Last week I wrote about the potential collapse in the high art markets of London and New York. The art world’s obsession over the conceptual art movement and in turn the works of designers like Koons and Hirst and the subsequent failure of their work to earn a decent return in the second hand trade auctions have led some to quietly look the other way and ponder ‘what just happened ?’.

Though some who observe the market may declare the market for these artist’s work and conceptual art itself is experiencing a revamping, there still is the question of whether high concept art has hit the peak and if  it was truly  valued realistically. If  so, why are high end buyers rejecting the new works and looking elsewhere to invest in what is undoubtedly a turnabout from the conceptual art superstars?

Artists like Gerhard Richter, Adriana Varejao, Almed Alsoudani and Chinese portrait artist Yan Pei-Ming are enjoying splendid if not somewhat more terrestrial auction prices and their work is definitely in the direction of abstraction and expressionism. But abstract painting was declared dead years ago, so why the sudden movement of money and interest in these artists?

I believe the ‘art of the banal’; as it’s sometimes been referred to; and the perverted egoistic personalities that came with it, has overstayed it’s own welcome. And in the desperate attempt to be the ‘brand’ or the ‘product’, these designers and the ‘work’ got shelved. Much like the consumer who gets bored of the device that; once gleaming and smooth; is now faded and scratched,the inevitable thought occurs in the mind: ‘Did I throw money away at a passing fancy, or is it truly a value to me?’

And so it is with conceptual art of the last years. I believe that in the end there is something much more tactile  and real about these new artist’s works. They represent  the strain and toil of reaching within oneself in order to find the next level in themselves and the reflection of their human experiences in the world around them. They reflect the soul that is able to create organically instead of the mind that can just analyze. They prove the idea does not take precedence over the material and that the aesthetic elements are as important. In fact, all elements are of equal value.

While one could argue that this direction was inevitable, what about all the huge profits made by those whose responsibility was to make sure hype and over inflated works didn’t flood the market?
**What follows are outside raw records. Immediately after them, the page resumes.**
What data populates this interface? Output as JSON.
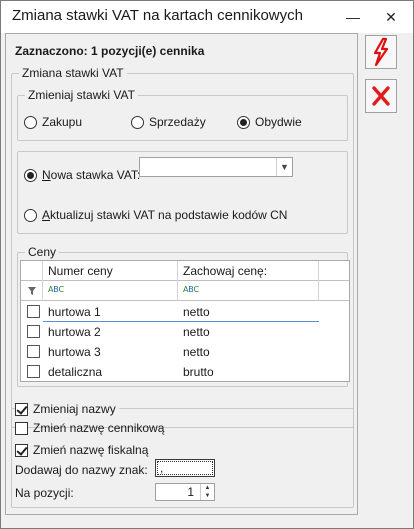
{
  "window": {
    "title": "Zmiana stawki VAT na kartach cennikowych",
    "minimize": "—",
    "close": "✕"
  },
  "info": {
    "selected": "Zaznaczono: 1 pozycji(e) cennika"
  },
  "vat_group": {
    "label": "Zmiana stawki VAT",
    "change_rates": {
      "label": "Zmieniaj stawki VAT",
      "options": [
        {
          "label": "Zakupu",
          "checked": false
        },
        {
          "label": "Sprzedaży",
          "checked": false
        },
        {
          "label": "Obydwie",
          "checked": true
        }
      ]
    },
    "new_rate": {
      "label_prefix": "N",
      "label_rest": "owa stawka VAT:",
      "checked": true,
      "value": ""
    },
    "update": {
      "label_prefix": "A",
      "label_rest": "ktualizuj stawki VAT na podstawie kodów CN",
      "checked": false
    },
    "prices": {
      "label": "Ceny",
      "columns": [
        "Numer ceny",
        "Zachowaj cenę:"
      ],
      "filter_icon": "funnel-icon",
      "abc_icon": "abc-filter-icon",
      "rows": [
        {
          "name": "hurtowa 1",
          "keep": "netto",
          "checked": false
        },
        {
          "name": "hurtowa 2",
          "keep": "netto",
          "checked": false
        },
        {
          "name": "hurtowa 3",
          "keep": "netto",
          "checked": false
        },
        {
          "name": "detaliczna",
          "keep": "brutto",
          "checked": false
        }
      ]
    }
  },
  "names_group": {
    "change_names": {
      "label": "Zmieniaj nazwy",
      "checked": true
    },
    "price_list_name": {
      "label": "Zmień nazwę cennikową",
      "checked": false
    },
    "fiscal_name": {
      "label": "Zmień nazwę fiskalną",
      "checked": true
    },
    "add_char_label": "Dodawaj do nazwy znak:",
    "add_char_value": ",",
    "position_label": "Na pozycji:",
    "position_value": "1"
  },
  "actions": {
    "run_icon": "lightning-icon",
    "cancel_icon": "red-x-icon"
  }
}
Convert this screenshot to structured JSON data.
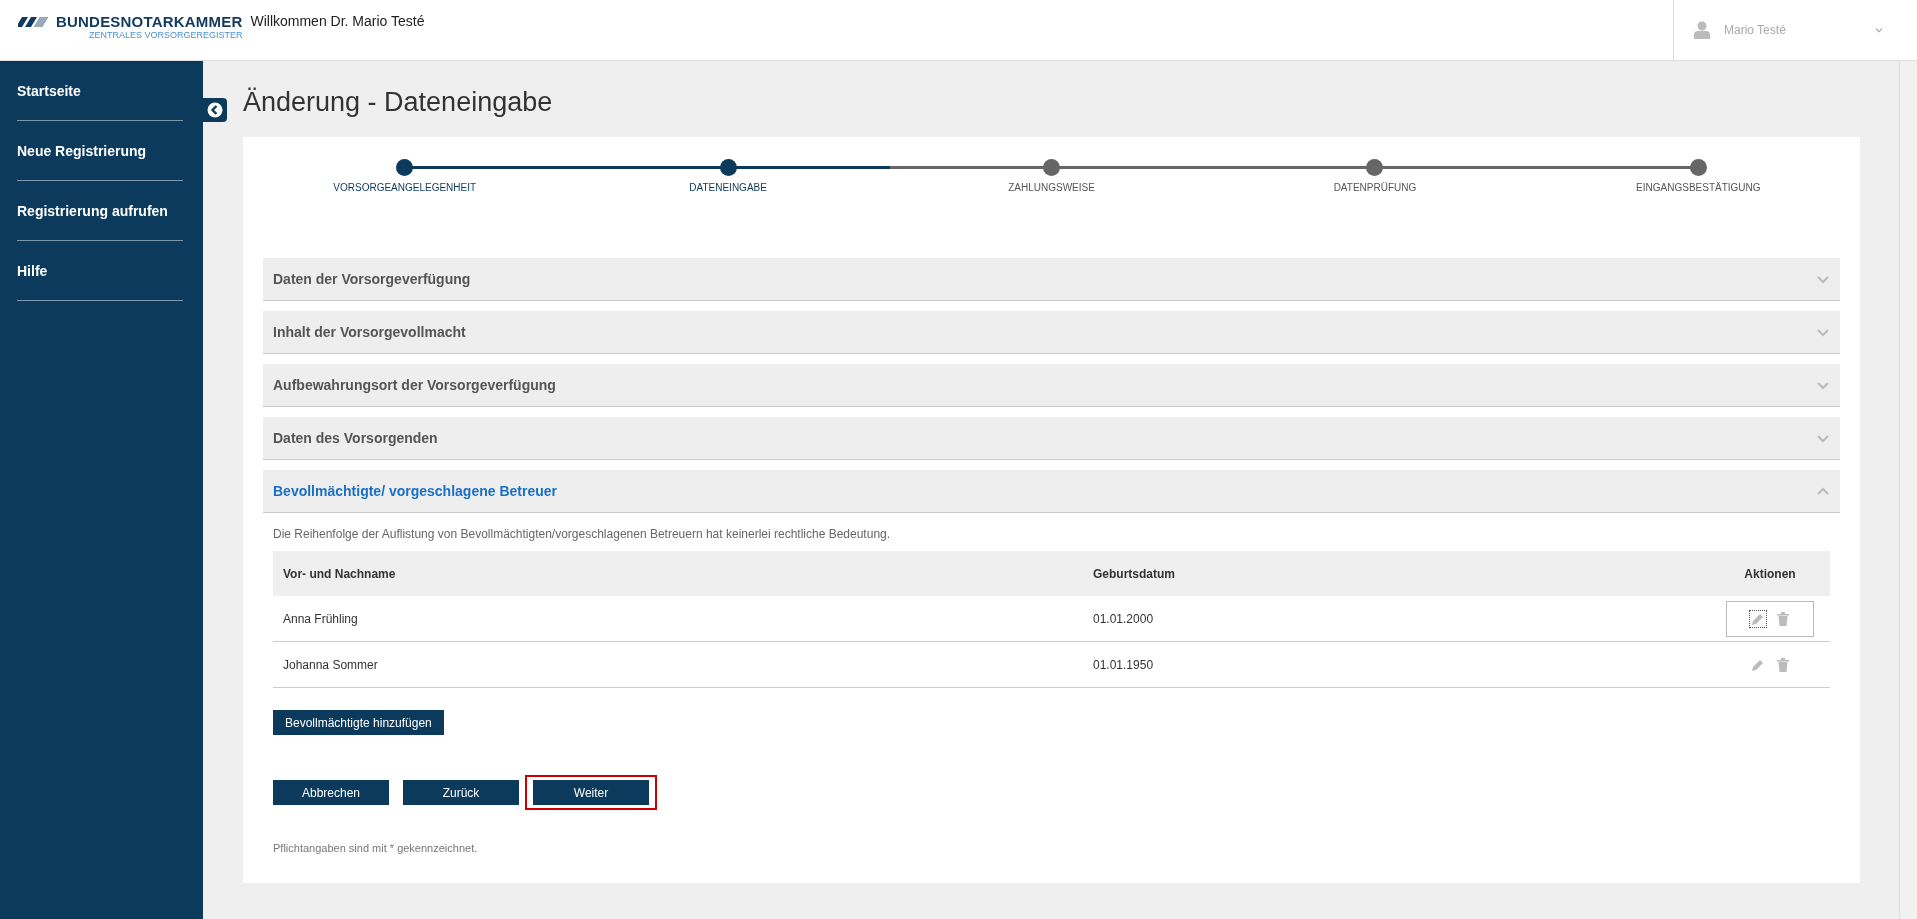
{
  "header": {
    "logo_name": "BUNDESNOTARKAMMER",
    "logo_subtitle": "ZENTRALES VORSORGEREGISTER",
    "welcome": "Willkommen Dr. Mario Testé",
    "user_name": "Mario Testé"
  },
  "sidebar": {
    "items": [
      {
        "label": "Startseite"
      },
      {
        "label": "Neue Registrierung"
      },
      {
        "label": "Registrierung aufrufen"
      },
      {
        "label": "Hilfe"
      }
    ]
  },
  "page_title": "Änderung - Dateneingabe",
  "stepper": [
    {
      "label": "VORSORGEANGELEGENHEIT",
      "done": true
    },
    {
      "label": "DATENEINGABE",
      "done": true
    },
    {
      "label": "ZAHLUNGSWEISE",
      "done": false
    },
    {
      "label": "DATENPRÜFUNG",
      "done": false
    },
    {
      "label": "EINGANGSBESTÄTIGUNG",
      "done": false
    }
  ],
  "sections": [
    {
      "title": "Daten der Vorsorgeverfügung",
      "expanded": false
    },
    {
      "title": "Inhalt der Vorsorgevollmacht",
      "expanded": false
    },
    {
      "title": "Aufbewahrungsort der Vorsorgeverfügung",
      "expanded": false
    },
    {
      "title": "Daten des Vorsorgenden",
      "expanded": false
    },
    {
      "title": "Bevollmächtigte/ vorgeschlagene Betreuer",
      "expanded": true
    }
  ],
  "note": "Die Reihenfolge der Auflistung von Bevollmächtigten/vorgeschlagenen Betreuern hat keinerlei rechtliche Bedeutung.",
  "table": {
    "columns": [
      "Vor- und Nachname",
      "Geburtsdatum",
      "Aktionen"
    ],
    "rows": [
      {
        "name": "Anna Frühling",
        "birthdate": "01.01.2000",
        "focused": true
      },
      {
        "name": "Johanna Sommer",
        "birthdate": "01.01.1950",
        "focused": false
      }
    ]
  },
  "add_button": "Bevollmächtigte hinzufügen",
  "buttons": [
    {
      "label": "Abbrechen",
      "highlighted": false
    },
    {
      "label": "Zurück",
      "highlighted": false
    },
    {
      "label": "Weiter",
      "highlighted": true
    }
  ],
  "footnote": "Pflichtangaben sind mit * gekennzeichnet."
}
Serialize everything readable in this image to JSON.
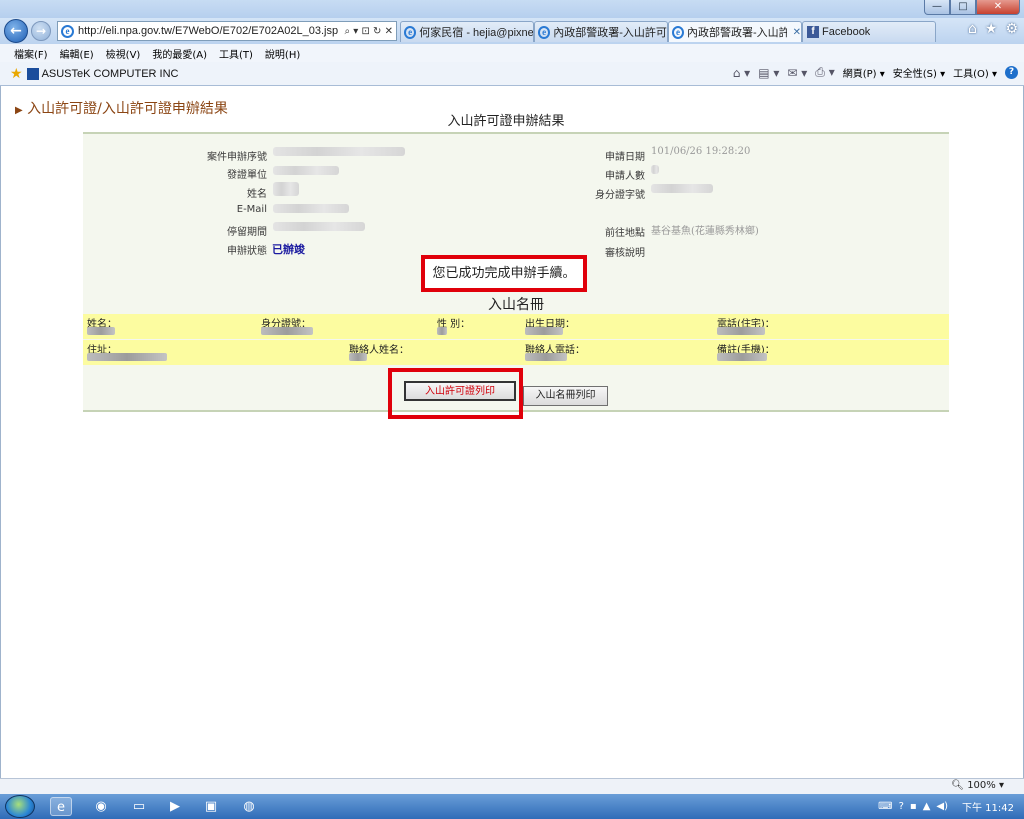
{
  "browser": {
    "address_url": "http://eli.npa.gov.tw/E7WebO/E702/E702A02L_03.jsp",
    "address_icons": "⌕ ▾ ⊡ ↻ ✕",
    "tabs": [
      {
        "label": "何家民宿 - hejia@pixne...",
        "active": false
      },
      {
        "label": "內政部警政署-入山許可證",
        "active": false
      },
      {
        "label": "內政部警政署-入山許...",
        "active": true
      },
      {
        "label": "Facebook",
        "active": false
      }
    ],
    "tab_close": "✕",
    "window_controls": {
      "minimize": "—",
      "maximize": "□",
      "close": "✕"
    },
    "menu": [
      "檔案(F)",
      "編輯(E)",
      "檢視(V)",
      "我的最愛(A)",
      "工具(T)",
      "說明(H)"
    ],
    "favorite_link": "ASUSTeK COMPUTER INC",
    "command_bar": [
      "網頁(P) ▾",
      "安全性(S) ▾",
      "工具(O) ▾"
    ],
    "zoom": "100%"
  },
  "page": {
    "breadcrumb": "入山許可證/入山許可證申辦結果",
    "title": "入山許可證申辦結果",
    "fields_left": [
      {
        "label": "案件申辦序號"
      },
      {
        "label": "發證單位"
      },
      {
        "label": "姓名"
      },
      {
        "label": "E-Mail"
      },
      {
        "label": "停留期間"
      },
      {
        "label": "申辦狀態"
      }
    ],
    "status_value": "已辦竣",
    "fields_right": [
      {
        "label": "申請日期",
        "value": "101/06/26 19:28:20"
      },
      {
        "label": "申請人數",
        "value": ""
      },
      {
        "label": "身分證字號",
        "value": ""
      },
      {
        "label": "前往地點",
        "value": "基谷基魚(花蓮縣秀林鄉)"
      },
      {
        "label": "審核說明",
        "value": ""
      }
    ],
    "success_message": "您已成功完成申辦手續。",
    "roster_title": "入山名冊",
    "roster_row1": [
      "姓名：",
      "身分證號：",
      "性 別：",
      "出生日期：",
      "電話(住宅)："
    ],
    "roster_row2": [
      "住址：",
      "聯絡人姓名：",
      "聯絡人電話：",
      "備註(手機)："
    ],
    "buttons": {
      "permit_print": "入山許可證列印",
      "roster_print": "入山名冊列印"
    }
  },
  "taskbar": {
    "clock": "下午 11:42"
  }
}
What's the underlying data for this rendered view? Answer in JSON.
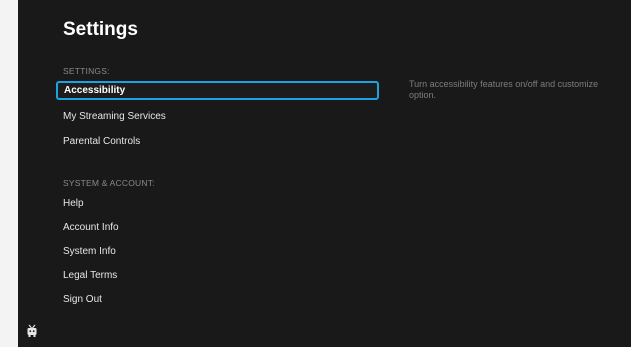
{
  "header": {
    "title": "Settings"
  },
  "sections": {
    "settings_label": "SETTINGS:",
    "system_label": "SYSTEM & ACCOUNT:"
  },
  "settings_items": [
    {
      "label": "Accessibility",
      "selected": true
    },
    {
      "label": "My Streaming Services"
    },
    {
      "label": "Parental Controls"
    }
  ],
  "system_items": [
    {
      "label": "Help"
    },
    {
      "label": "Account Info"
    },
    {
      "label": "System Info"
    },
    {
      "label": "Legal Terms"
    },
    {
      "label": "Sign Out"
    }
  ],
  "detail": {
    "description": "Turn accessibility features on/off and customize option."
  },
  "colors": {
    "background": "#191919",
    "focus_border": "#1aa3e0",
    "muted_text": "#8a8a8a"
  },
  "icons": {
    "bottom_left": "tv-icon"
  }
}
What happened to all the investors who got left with a bag of swag it  now seems no one wants? And what is the impact on the new  emerging artists producing fine art but having to wait for the markets to unload their own stock before they take on new talents?

While the investment trend seems to be returning to the classic medium of paintings, some have withdrawn from the market entirely because of the stink that is now emanating from the last movement. Can you smell a Ponzi scheme here?